Craters on the surface

 

Craters on the surface
Craters on the surface: light wheat bread recipe from The Bread Baker’s Apprentice featured on Smitten Kitchen | Canon 7D and 100mm f/2.8 Macro lens | Exposed 1/60 sec. @ f/8, ISO 200 | 580 EX II Speedlite fired in the DIY Beauty Dish on camera left.

Over the past month Elizabeth and I have been working on a new project I’ll be unveiling soon.  Part of it is a new-found interest of mine: baking bread.  I’ve never considered myself a good candidate for the Atkins diet because I simply cannot get enough bread in my life.  Elizabeth has a bread machine that she purchased from a second hand store, and while neither one of us particularly likes the loaves it makes, I’ve found that it’s a fantastic dough-making machine–plus it takes care of the first rise.  Pictured here is the top crust of a very basic, but very functional sandwich bread: Light Wheat Bread from The Bread Baker’s Apprentice and featured on the Smitten Kitchen.

Beauty Dish is Coming…

Beauty Dish
Home Depot Beauty Dish

Two coats of paint, a couple weeks of curing, some mishaps in assembly, and a third coat of paint to fix aforementioned mishaps later, and the beauty dish is ready for testing.  Stay tuned…

Catface
Catface | Canon 7D and 50mm f/1.4 lens | Exposed 1/250 sec. @ f/2.8, ISO 100 | 550EX strobe fired with built-in wireless flash control

The Home Depot Beauty Dish – Part One

Building blocks
Building blocks: a paint can lid, a "terra cotta" planter, a shoe-mount speedring, and satin-finish black and white spray paint

Inspired by a post at Strobist about David Tejada’s Home Depot faux terra-cotta (plastic) planter-turned-beauty-dish for shoe-mount flash, I set out to create one of my own.  Unfortunately, the “plans” Tejada followed won’t really work for me: the gutter downspout connector he used really only fits the head of a very small flash (the Nikon SB-800 was a remarkably compact flash) but my Canon 550EX units are far larger.  After doing some research on “the Internets,” I found a beautifully made dish that employed a mixing bowl and a pizza pan: Todd Owyoung’s “Chinatown Special.” Remarkably, there’s a restaurant supply company near my house, but I am without a Dremel tool, so I was faced with a choice: increase the cost of the project by getting a Dremel, or adapting Owyoung’s idea to the plastic Home Depot planter.  I’ve chosen the latter.

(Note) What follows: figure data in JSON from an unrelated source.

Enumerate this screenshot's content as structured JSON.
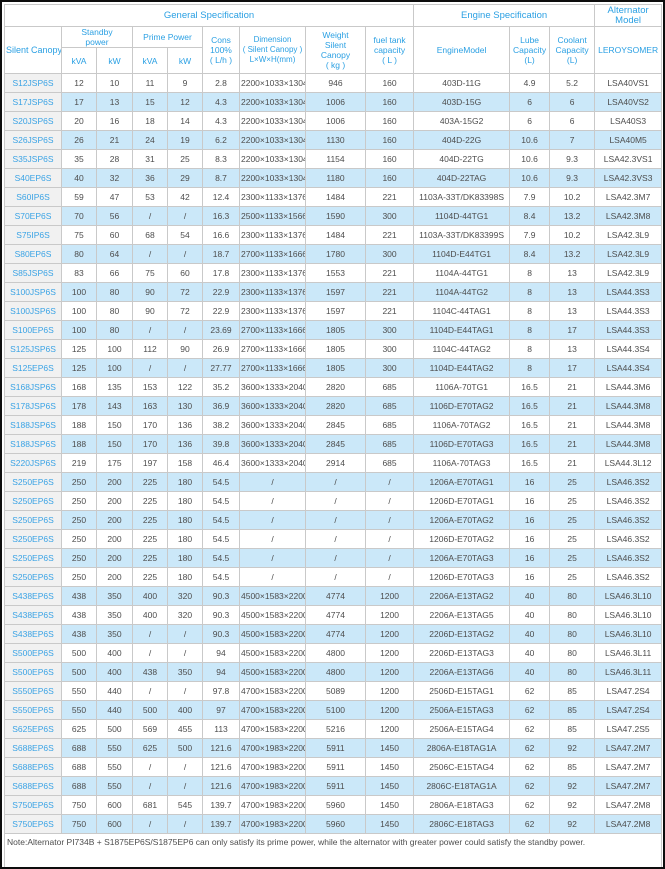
{
  "colors": {
    "header_text": "#2ba0e3",
    "model_text": "#3aa3e5",
    "row_alt_bg": "#cbe8f9",
    "model_col_bg": "#f1f1f1",
    "border": "#c9c9c9",
    "data_text": "#4d4d4d"
  },
  "table": {
    "header": {
      "general_specification": "General Specification",
      "engine_specification": "Engine Specification",
      "alternator_model": "Alternator Model",
      "silent_canopy": "Silent Canopy",
      "standby_power": "Standby\npower",
      "prime_power": "Prime Power",
      "kva": "kVA",
      "kw": "kW",
      "cons": "Cons\n100%\n( L/h )",
      "dimension": "Dimension\n( Silent Canopy )\nL×W×H(mm)",
      "weight": "Weight\nSilent\nCanopy\n( kg )",
      "fuel": "fuel tank\ncapacity\n( L )",
      "engine_model": "EngineModel",
      "lube": "Lube\nCapacity\n(L)",
      "coolant": "Coolant\nCapacity\n(L)",
      "leroysomer": "LEROYSOMER"
    },
    "rows": [
      [
        "S12JSP6S",
        "12",
        "10",
        "11",
        "9",
        "2.8",
        "2200×1033×1304",
        "946",
        "160",
        "403D-11G",
        "4.9",
        "5.2",
        "LSA40VS1"
      ],
      [
        "S17JSP6S",
        "17",
        "13",
        "15",
        "12",
        "4.3",
        "2200×1033×1304",
        "1006",
        "160",
        "403D-15G",
        "6",
        "6",
        "LSA40VS2"
      ],
      [
        "S20JSP6S",
        "20",
        "16",
        "18",
        "14",
        "4.3",
        "2200×1033×1304",
        "1006",
        "160",
        "403A-15G2",
        "6",
        "6",
        "LSA40S3"
      ],
      [
        "S26JSP6S",
        "26",
        "21",
        "24",
        "19",
        "6.2",
        "2200×1033×1304",
        "1130",
        "160",
        "404D-22G",
        "10.6",
        "7",
        "LSA40M5"
      ],
      [
        "S35JSP6S",
        "35",
        "28",
        "31",
        "25",
        "8.3",
        "2200×1033×1304",
        "1154",
        "160",
        "404D-22TG",
        "10.6",
        "9.3",
        "LSA42.3VS1"
      ],
      [
        "S40EP6S",
        "40",
        "32",
        "36",
        "29",
        "8.7",
        "2200×1033×1304",
        "1180",
        "160",
        "404D-22TAG",
        "10.6",
        "9.3",
        "LSA42.3VS3"
      ],
      [
        "S60IP6S",
        "59",
        "47",
        "53",
        "42",
        "12.4",
        "2300×1133×1376",
        "1484",
        "221",
        "1103A-33T/DK83398S",
        "7.9",
        "10.2",
        "LSA42.3M7"
      ],
      [
        "S70EP6S",
        "70",
        "56",
        "/",
        "/",
        "16.3",
        "2500×1133×1566",
        "1590",
        "300",
        "1104D-44TG1",
        "8.4",
        "13.2",
        "LSA42.3M8"
      ],
      [
        "S75IP6S",
        "75",
        "60",
        "68",
        "54",
        "16.6",
        "2300×1133×1376",
        "1484",
        "221",
        "1103A-33T/DK83399S",
        "7.9",
        "10.2",
        "LSA42.3L9"
      ],
      [
        "S80EP6S",
        "80",
        "64",
        "/",
        "/",
        "18.7",
        "2700×1133×1666",
        "1780",
        "300",
        "1104D-E44TG1",
        "8.4",
        "13.2",
        "LSA42.3L9"
      ],
      [
        "S85JSP6S",
        "83",
        "66",
        "75",
        "60",
        "17.8",
        "2300×1133×1376",
        "1553",
        "221",
        "1104A-44TG1",
        "8",
        "13",
        "LSA42.3L9"
      ],
      [
        "S100JSP6S",
        "100",
        "80",
        "90",
        "72",
        "22.9",
        "2300×1133×1376",
        "1597",
        "221",
        "1104A-44TG2",
        "8",
        "13",
        "LSA44.3S3"
      ],
      [
        "S100JSP6S",
        "100",
        "80",
        "90",
        "72",
        "22.9",
        "2300×1133×1376",
        "1597",
        "221",
        "1104C-44TAG1",
        "8",
        "13",
        "LSA44.3S3"
      ],
      [
        "S100EP6S",
        "100",
        "80",
        "/",
        "/",
        "23.69",
        "2700×1133×1666",
        "1805",
        "300",
        "1104D-E44TAG1",
        "8",
        "17",
        "LSA44.3S3"
      ],
      [
        "S125JSP6S",
        "125",
        "100",
        "112",
        "90",
        "26.9",
        "2700×1133×1666",
        "1805",
        "300",
        "1104C-44TAG2",
        "8",
        "13",
        "LSA44.3S4"
      ],
      [
        "S125EP6S",
        "125",
        "100",
        "/",
        "/",
        "27.77",
        "2700×1133×1666",
        "1805",
        "300",
        "1104D-E44TAG2",
        "8",
        "17",
        "LSA44.3S4"
      ],
      [
        "S168JSP6S",
        "168",
        "135",
        "153",
        "122",
        "35.2",
        "3600×1333×2040",
        "2820",
        "685",
        "1106A-70TG1",
        "16.5",
        "21",
        "LSA44.3M6"
      ],
      [
        "S178JSP6S",
        "178",
        "143",
        "163",
        "130",
        "36.9",
        "3600×1333×2040",
        "2820",
        "685",
        "1106D-E70TAG2",
        "16.5",
        "21",
        "LSA44.3M8"
      ],
      [
        "S188JSP6S",
        "188",
        "150",
        "170",
        "136",
        "38.2",
        "3600×1333×2040",
        "2845",
        "685",
        "1106A-70TAG2",
        "16.5",
        "21",
        "LSA44.3M8"
      ],
      [
        "S188JSP6S",
        "188",
        "150",
        "170",
        "136",
        "39.8",
        "3600×1333×2040",
        "2845",
        "685",
        "1106D-E70TAG3",
        "16.5",
        "21",
        "LSA44.3M8"
      ],
      [
        "S220JSP6S",
        "219",
        "175",
        "197",
        "158",
        "46.4",
        "3600×1333×2040",
        "2914",
        "685",
        "1106A-70TAG3",
        "16.5",
        "21",
        "LSA44.3L12"
      ],
      [
        "S250EP6S",
        "250",
        "200",
        "225",
        "180",
        "54.5",
        "/",
        "/",
        "/",
        "1206A-E70TAG1",
        "16",
        "25",
        "LSA46.3S2"
      ],
      [
        "S250EP6S",
        "250",
        "200",
        "225",
        "180",
        "54.5",
        "/",
        "/",
        "/",
        "1206D-E70TAG1",
        "16",
        "25",
        "LSA46.3S2"
      ],
      [
        "S250EP6S",
        "250",
        "200",
        "225",
        "180",
        "54.5",
        "/",
        "/",
        "/",
        "1206A-E70TAG2",
        "16",
        "25",
        "LSA46.3S2"
      ],
      [
        "S250EP6S",
        "250",
        "200",
        "225",
        "180",
        "54.5",
        "/",
        "/",
        "/",
        "1206D-E70TAG2",
        "16",
        "25",
        "LSA46.3S2"
      ],
      [
        "S250EP6S",
        "250",
        "200",
        "225",
        "180",
        "54.5",
        "/",
        "/",
        "/",
        "1206A-E70TAG3",
        "16",
        "25",
        "LSA46.3S2"
      ],
      [
        "S250EP6S",
        "250",
        "200",
        "225",
        "180",
        "54.5",
        "/",
        "/",
        "/",
        "1206D-E70TAG3",
        "16",
        "25",
        "LSA46.3S2"
      ],
      [
        "S438EP6S",
        "438",
        "350",
        "400",
        "320",
        "90.3",
        "4500×1583×2200",
        "4774",
        "1200",
        "2206A-E13TAG2",
        "40",
        "80",
        "LSA46.3L10"
      ],
      [
        "S438EP6S",
        "438",
        "350",
        "400",
        "320",
        "90.3",
        "4500×1583×2200",
        "4774",
        "1200",
        "2206A-E13TAG5",
        "40",
        "80",
        "LSA46.3L10"
      ],
      [
        "S438EP6S",
        "438",
        "350",
        "/",
        "/",
        "90.3",
        "4500×1583×2200",
        "4774",
        "1200",
        "2206D-E13TAG2",
        "40",
        "80",
        "LSA46.3L10"
      ],
      [
        "S500EP6S",
        "500",
        "400",
        "/",
        "/",
        "94",
        "4500×1583×2200",
        "4800",
        "1200",
        "2206D-E13TAG3",
        "40",
        "80",
        "LSA46.3L11"
      ],
      [
        "S500EP6S",
        "500",
        "400",
        "438",
        "350",
        "94",
        "4500×1583×2200",
        "4800",
        "1200",
        "2206A-E13TAG6",
        "40",
        "80",
        "LSA46.3L11"
      ],
      [
        "S550EP6S",
        "550",
        "440",
        "/",
        "/",
        "97.8",
        "4700×1583×2200",
        "5089",
        "1200",
        "2506D-E15TAG1",
        "62",
        "85",
        "LSA47.2S4"
      ],
      [
        "S550EP6S",
        "550",
        "440",
        "500",
        "400",
        "97",
        "4700×1583×2200",
        "5100",
        "1200",
        "2506A-E15TAG3",
        "62",
        "85",
        "LSA47.2S4"
      ],
      [
        "S625EP6S",
        "625",
        "500",
        "569",
        "455",
        "113",
        "4700×1583×2200",
        "5216",
        "1200",
        "2506A-E15TAG4",
        "62",
        "85",
        "LSA47.2S5"
      ],
      [
        "S688EP6S",
        "688",
        "550",
        "625",
        "500",
        "121.6",
        "4700×1983×2200",
        "5911",
        "1450",
        "2806A-E18TAG1A",
        "62",
        "92",
        "LSA47.2M7"
      ],
      [
        "S688EP6S",
        "688",
        "550",
        "/",
        "/",
        "121.6",
        "4700×1983×2200",
        "5911",
        "1450",
        "2506C-E15TAG4",
        "62",
        "85",
        "LSA47.2M7"
      ],
      [
        "S688EP6S",
        "688",
        "550",
        "/",
        "/",
        "121.6",
        "4700×1983×2200",
        "5911",
        "1450",
        "2806C-E18TAG1A",
        "62",
        "92",
        "LSA47.2M7"
      ],
      [
        "S750EP6S",
        "750",
        "600",
        "681",
        "545",
        "139.7",
        "4700×1983×2200",
        "5960",
        "1450",
        "2806A-E18TAG3",
        "62",
        "92",
        "LSA47.2M8"
      ],
      [
        "S750EP6S",
        "750",
        "600",
        "/",
        "/",
        "139.7",
        "4700×1983×2200",
        "5960",
        "1450",
        "2806C-E18TAG3",
        "62",
        "92",
        "LSA47.2M8"
      ]
    ]
  },
  "note": "Note:Alternator PI734B + S1875EP6S/S1875EP6 can only satisfy its prime power, while the alternator with greater power could satisfy the standby power."
}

So what about the reflector in the middle?  Tejada, along with many people online, went with a CD case with a blind-spot mirror for a car epoxied in the center, but I thought the Chinatown Special’s use of a pizza pan was much more true to the design of actual beauty dish light modifiers.  Unfortunately, an eight-inch pizza pan would occupy far too much space within the planter, so I went hunting for something a little smaller–something between five and six inches.  Ultimately, I found a metal disc that would fill the same proportion of the Home Depot planter that the pizza pan filled the center of the mixing bowl: the lid from a paint can.

Finally, I had to decide how to mount the flash to the dish, and once again I borrowed from Todd Owyoung’s design and have found screws that serve as attachment points for a shoe-mount strobe softbox speedring: specifically, from this kit at Cowboy Studio.

Beauty dish
Beauty dish prior to painting

Now, the exciting thing about all of this?  The dish is currently drying/curing, all of the holes have been drilled, the window for the flash has been cut (there was some minor cracking in the bottom of the planter…oops!) but I don’t yet know what quality of light I’m going to get from this, or how evenly the paint can lid will bounce the light around the dish.  So whether it turns out beautifully (pun intended) or is tragically revealed to be an example for others not to follow, you’ll find out here soon!

Lighting with a Beauty Dish

The concept of the “beauty dish” came up today in my Advanced Techniques class at MU.  Two examples that immediately jumped to mind, both linked from David Hobby’s Strobist blog.

The first was a People magazine photo spread from 2007 that featured ten celebrities without the use of retouching–digital or otherwise.  Instead, studio techniques were employed to ensure that these celebrities would not look like mere mortals.  Just the same, I’d rather see clever studio work to get the result “in camera” than to see a photograph in a magazine that features only a few “original” pixels.  Strobist points to a PopPhoto blog that (roughly) explains how the images were created.

Secondly, I thought of a portrait of a Navy SEAL by photographer Morgan Silk.  The setup for the photograph was a beauty dish, a reflector, and two smaller lights for some rim lighting in back.  It’s explained at F Stop, with some really nice diagrams.  Ironically, and unfortunately, I think just as much post-production retouching went into the photo as would normally have happened with the photos of the ten celebs.  Funny old world.  The addition of the sky is just overkill, but the lighting on the face, especially, is interesting (and simple).

Finally, if you want to make your own beauty dish, there is a tutorial at Light and Pixels.